Respecto al precio, conviene tener en cuenta que realizar conservas caseras es una de las mejores maneras de ahorrar dinero contante y sonante ya que nos permite consumir alimentos que, de otra forma, acabarían en la basura. ¡Buenas noticias para nuestro bolsillo! Pero las conservas no solo frenan el despilfarro de alimentos a pequeña escala (en nuestro propio hogar), también a escala planetaria. Así, si muchas familias adoptaran esta sencilla medida, miles de toneladas de alimentos frescos dejarían desperdiciarse cada año. A continuación se detallan una serie de consejos para preparar conservas de forma segura y saludable.

  1. Escoger los botes
    Siempre que se pueda conviene escoger botes de cristal, ya sean nuevos –comprados en cualquier establecimiento- o reutilizados. De esta forma se pueden aprovechar los botes que hayamos guardado de conservas compradas tiempo atrás, como las clásicas conservas de garbanzos. Cuando tengamos los botes frente a frente, debemos fijarnos, sobre todo, en las tapas: estas tienen que estar limpias, sin rastro de óxido y deben cerrar bien. Si al cerrar la tapa, esta se pasa de vuelta (no deja de girar al llegar al final), hay que descartar el bote. En tal caso, vale la pena recordar que en las ferreterías suelen vender tapas de diferentes tamaños.
  2. Esterilizarlos
    No solo se tienen que esterilizar los botes, sino las tapas en agua hirviendo durante 15 minutos. Después deben escurrir bien.

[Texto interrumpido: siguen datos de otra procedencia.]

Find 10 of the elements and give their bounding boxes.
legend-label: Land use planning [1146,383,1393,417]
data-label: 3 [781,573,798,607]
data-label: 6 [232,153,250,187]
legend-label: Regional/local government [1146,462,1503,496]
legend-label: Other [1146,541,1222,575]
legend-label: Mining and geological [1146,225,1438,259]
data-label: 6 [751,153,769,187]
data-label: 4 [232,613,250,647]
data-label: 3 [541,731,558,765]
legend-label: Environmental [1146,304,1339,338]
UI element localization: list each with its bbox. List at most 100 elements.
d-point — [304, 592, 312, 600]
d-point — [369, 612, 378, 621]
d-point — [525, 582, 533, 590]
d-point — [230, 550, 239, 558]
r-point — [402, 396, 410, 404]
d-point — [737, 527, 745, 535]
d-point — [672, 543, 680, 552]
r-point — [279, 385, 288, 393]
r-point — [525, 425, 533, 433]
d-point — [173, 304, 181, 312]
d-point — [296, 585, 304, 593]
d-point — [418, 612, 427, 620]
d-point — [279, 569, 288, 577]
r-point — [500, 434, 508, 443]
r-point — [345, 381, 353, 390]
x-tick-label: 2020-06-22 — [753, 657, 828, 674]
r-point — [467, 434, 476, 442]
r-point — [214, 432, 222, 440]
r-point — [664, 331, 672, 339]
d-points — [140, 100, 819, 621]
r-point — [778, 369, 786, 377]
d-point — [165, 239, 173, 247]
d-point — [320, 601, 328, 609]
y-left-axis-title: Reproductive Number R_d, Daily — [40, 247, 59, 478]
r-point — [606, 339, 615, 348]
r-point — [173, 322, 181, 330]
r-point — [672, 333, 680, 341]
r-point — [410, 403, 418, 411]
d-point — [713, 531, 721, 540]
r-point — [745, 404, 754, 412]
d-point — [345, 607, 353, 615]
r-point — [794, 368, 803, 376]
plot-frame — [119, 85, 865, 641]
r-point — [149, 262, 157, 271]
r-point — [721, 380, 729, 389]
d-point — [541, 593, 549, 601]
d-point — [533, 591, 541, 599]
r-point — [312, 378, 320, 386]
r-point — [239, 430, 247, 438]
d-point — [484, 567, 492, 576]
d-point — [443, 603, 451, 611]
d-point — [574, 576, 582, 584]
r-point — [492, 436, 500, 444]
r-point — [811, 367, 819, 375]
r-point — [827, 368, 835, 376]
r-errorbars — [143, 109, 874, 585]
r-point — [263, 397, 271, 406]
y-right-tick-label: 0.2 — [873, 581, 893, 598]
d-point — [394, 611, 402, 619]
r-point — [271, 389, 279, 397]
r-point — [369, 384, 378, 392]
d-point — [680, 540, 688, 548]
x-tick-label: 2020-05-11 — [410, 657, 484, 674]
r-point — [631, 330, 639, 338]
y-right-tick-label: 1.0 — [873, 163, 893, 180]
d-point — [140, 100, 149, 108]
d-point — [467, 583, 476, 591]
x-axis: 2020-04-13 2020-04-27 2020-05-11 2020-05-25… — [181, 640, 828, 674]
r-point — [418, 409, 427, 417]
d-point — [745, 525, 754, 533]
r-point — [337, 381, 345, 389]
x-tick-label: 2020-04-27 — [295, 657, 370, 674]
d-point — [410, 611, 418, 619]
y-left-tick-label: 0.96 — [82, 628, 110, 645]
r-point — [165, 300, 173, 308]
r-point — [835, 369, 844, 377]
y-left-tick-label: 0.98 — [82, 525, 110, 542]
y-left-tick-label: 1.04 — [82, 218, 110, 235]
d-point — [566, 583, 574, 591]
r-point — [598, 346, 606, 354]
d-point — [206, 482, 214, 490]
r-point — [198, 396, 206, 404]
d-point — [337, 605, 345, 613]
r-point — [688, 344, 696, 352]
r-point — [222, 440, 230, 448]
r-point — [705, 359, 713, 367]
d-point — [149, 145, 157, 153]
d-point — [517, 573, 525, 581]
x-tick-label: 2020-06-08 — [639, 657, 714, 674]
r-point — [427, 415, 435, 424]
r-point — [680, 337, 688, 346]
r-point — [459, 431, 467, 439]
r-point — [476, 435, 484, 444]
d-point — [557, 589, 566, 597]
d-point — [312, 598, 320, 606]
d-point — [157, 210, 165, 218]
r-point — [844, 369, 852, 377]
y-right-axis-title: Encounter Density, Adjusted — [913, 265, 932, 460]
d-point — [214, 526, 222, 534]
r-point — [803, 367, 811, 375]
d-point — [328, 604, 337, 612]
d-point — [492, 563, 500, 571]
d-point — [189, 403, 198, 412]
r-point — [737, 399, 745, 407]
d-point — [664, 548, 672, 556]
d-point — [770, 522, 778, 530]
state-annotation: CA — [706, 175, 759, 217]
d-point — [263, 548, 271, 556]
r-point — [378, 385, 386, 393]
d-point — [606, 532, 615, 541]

  3. Escoger y lavar las frutas, hortalizas o legumbres
    Escogeremos alimentos en buen estado y que no estén maduros en exceso. Los pelaremos, lavaremos y escaldaremos en agua hirviendo con el fin de eliminar los posible microorganismos que pudieran tener.
  4. Llenar los botes
    Este es uno de los momentos más importantes, el de llenar los botes. Antes de empezar, hay que asegurarse de que nuestras manos estén muy bien lavadas y los botes en perfecto estado de limpieza. No hace falta “prensar” los alimentos dentro del vote. Si hacemos un ejercicio tan sencillo como llenar el bote mientras lo agitamos, evitaremos que queden huecos.
  5. Colocar los botes al baño maría
    Una vez que los botes estén llenos, y sin poner las tapas, hay que calentaremos al baño María. Con el fin de nos quepan muchos botes, usaremos una olla lo más grande posible. Los botes siempre estarán en contacto con el agua, para que se pueda producir la transmisión de calor desde el agua de la olla hacia ellos. Con unos 20-25 minutos será suficiente.
  6. Cerrar tapas y calentar
    Ahora ya podemos cerrar bien los botes y proceder al proceso conservador. Si hemos introducido en el bote alimentos ácidos (albaricoque, cereza, ciruela, fresa, melocotón, naranja, pera, pimiento, piña, tomate) podemos utilizar de nuevo el baño María. El tiempo que debemos esperar, en este caso, oscila entre una y dos horas desde que el agua empieza a hervir.
    Por otro lado, hay otros alimentos que debemos cocinar en una olla a presión, ya que no son ácidos. Es el caso de alcachofas, champiñones, coliflor, espárragos, guindillas en aceite, guisantes, judías verdes, legumbres o puerros. Como la temperatura que consigue la olla a presión es más alta (unos 120 grados centígrados), el tratamiento térmico puede durar mucho menos. Cuando veamos que comienza a salir el vapor de la olla a presión, contamos entre 20 y 60 minutos, en función del número de botes que hayamos introducido y de su tamaño (como todo en esta vida, es cuestión de práctica).
  7. Enfriar
    Una vez finalizado el proceso térmico, añadiremos agua fría, poco a poco (para evitar que se rompan los botes por el contraste) en el recipiente donde hemos realizado dicho proceso. Ello provocará una rápida disminución de la temperatura, que contribuirá a la buena conservación de los alimentos.
  8. Almacenar y etiquetar
    Guardaremos los botes en un sitio fresco y seco. Etiquetaremos los botes sin olvidarnos de indicar qué contiene y la fecha de elaboración. Las conservas caseras pueden durar un año en perfecto estado.